But the Franks, more faithfully than any of
their rivals, held to the barbarian usage of dividing a kingdom, in the manner
of a family estate, equally between the sons of a dead sovereign. Logically
pursued this custom of inheritance would have led to utter disintegration, such
as Germany exhibited in the fourteenth century. Among the Franks a partition
was followed, as a matter of course, by fratricidal conflicts and consequent
reunion of the kingdom in the hands of the ultimate survivor; but even so the
energies of the nation were squandered upon civil wars. The descendants of
Clovis did little to augment the realm that he bequeathed to them; this little
was done in the fifty years following his death.
The Burgundians, Bavarians and
Thuringians were subdued; Provence was bought from the Ostrogoths at the price
of armed support against Justinian; the Saxons were compelled to promise
tribute. From 561 to 688 the power and the morale of the Franks steadily declined.
Dagobert I (628-638), the most renowned of the Merovingians after Clovis, could
only chastise rebels and strengthen the defences of the eastern frontier.
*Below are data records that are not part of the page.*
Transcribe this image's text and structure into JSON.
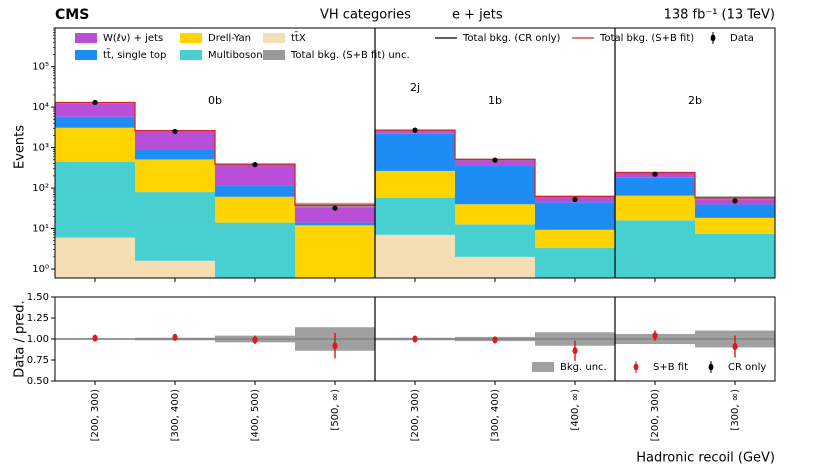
{
  "chart_data": [
    {
      "type": "stacked-hist",
      "title": "CMS",
      "subtitle": "VH categories",
      "channel": "e + jets",
      "luminosity": "138 fb⁻¹ (13 TeV)",
      "y_label": "Events",
      "log_scale": true,
      "group_labels": [
        "0b",
        "1b",
        "2b",
        "2j"
      ],
      "categories": [
        "[200, 300)",
        "[300, 400)",
        "[400, 500)",
        "[500, ∞)",
        "[200, 300)",
        "[300, 400)",
        "[400, ∞)",
        "[200, 300)",
        "[300, ∞)"
      ],
      "ylim": [
        0.6,
        900000
      ],
      "yticks": [
        {
          "value": 1,
          "label": "10⁰"
        },
        {
          "value": 10,
          "label": "10¹"
        },
        {
          "value": 100,
          "label": "10²"
        },
        {
          "value": 1000,
          "label": "10³"
        },
        {
          "value": 10000,
          "label": "10⁴"
        },
        {
          "value": 100000,
          "label": "10⁵"
        }
      ],
      "series": [
        {
          "name": "tt̄X",
          "color": "#f5deb3",
          "values": [
            6,
            1.6,
            0,
            0,
            7,
            2,
            0,
            0,
            0
          ]
        },
        {
          "name": "Multiboson",
          "color": "#48cfcf",
          "values": [
            444,
            78,
            14,
            0,
            51,
            10.7,
            3.3,
            16,
            7.4
          ]
        },
        {
          "name": "Drell-Yan",
          "color": "#ffd400",
          "values": [
            2650,
            430,
            47,
            12,
            207,
            27,
            6,
            49,
            11
          ]
        },
        {
          "name": "tt̄, single top",
          "color": "#1e8cf5",
          "values": [
            2700,
            410,
            57,
            2,
            1935,
            330,
            35,
            115,
            21
          ]
        },
        {
          "name": "W(ℓν) + jets",
          "color": "#b94fd9",
          "values": [
            7200,
            1700,
            272,
            24,
            500,
            140,
            17,
            60,
            18
          ]
        }
      ],
      "unc_name": "Total bkg. (S+B fit) unc.",
      "total_lines": [
        {
          "name": "Total bkg. (CR only)",
          "color": "#000000"
        },
        {
          "name": "Total bkg. (S+B fit)",
          "color": "#d62728"
        }
      ],
      "data": {
        "name": "Data",
        "color": "#000000",
        "values": [
          13000,
          2500,
          380,
          32,
          2700,
          490,
          52,
          220,
          48
        ]
      }
    },
    {
      "type": "ratio",
      "y_label": "Data / pred.",
      "x_label": "Hadronic recoil (GeV)",
      "ylim": [
        0.5,
        1.5
      ],
      "yticks": [
        {
          "value": 0.5,
          "label": "0.50"
        },
        {
          "value": 0.75,
          "label": "0.75"
        },
        {
          "value": 1,
          "label": "1.00"
        },
        {
          "value": 1.25,
          "label": "1.25"
        },
        {
          "value": 1.5,
          "label": "1.50"
        }
      ],
      "band": {
        "name": "Bkg. unc.",
        "color": "#a0a0a0",
        "values": [
          0.01,
          0.015,
          0.04,
          0.14,
          0.015,
          0.025,
          0.08,
          0.06,
          0.1
        ]
      },
      "series": [
        {
          "name": "CR only",
          "color": "#000000",
          "values": [
            1.01,
            1.02,
            0.99,
            0.92,
            1.0,
            0.99,
            0.86,
            1.04,
            0.91
          ],
          "errors": [
            0.01,
            0.02,
            0.05,
            0.15,
            0.02,
            0.04,
            0.12,
            0.06,
            0.13
          ]
        },
        {
          "name": "S+B fit",
          "color": "#e8141e",
          "values": [
            1.01,
            1.02,
            0.99,
            0.92,
            1.0,
            0.99,
            0.86,
            1.04,
            0.91
          ],
          "errors": [
            0.01,
            0.02,
            0.05,
            0.15,
            0.02,
            0.04,
            0.12,
            0.06,
            0.13
          ]
        }
      ]
    }
  ]
}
He
released the Saxons from tribute; he was unable to prevent an adventurer of his
own race, the merchant Samo, from organising the Slavs of Bohemia and the
neighbouring lands in a powerful and aggressive federation. Already in his time
the East Franks (Austrasians) refused to be governed from Neustria, and
insisted that the son of Dagobert should be their king. After Dagobert the
three kingdoms of Neustria, Austrasia and Burgundy asserted their right to separate
administrations, even when subject to one king.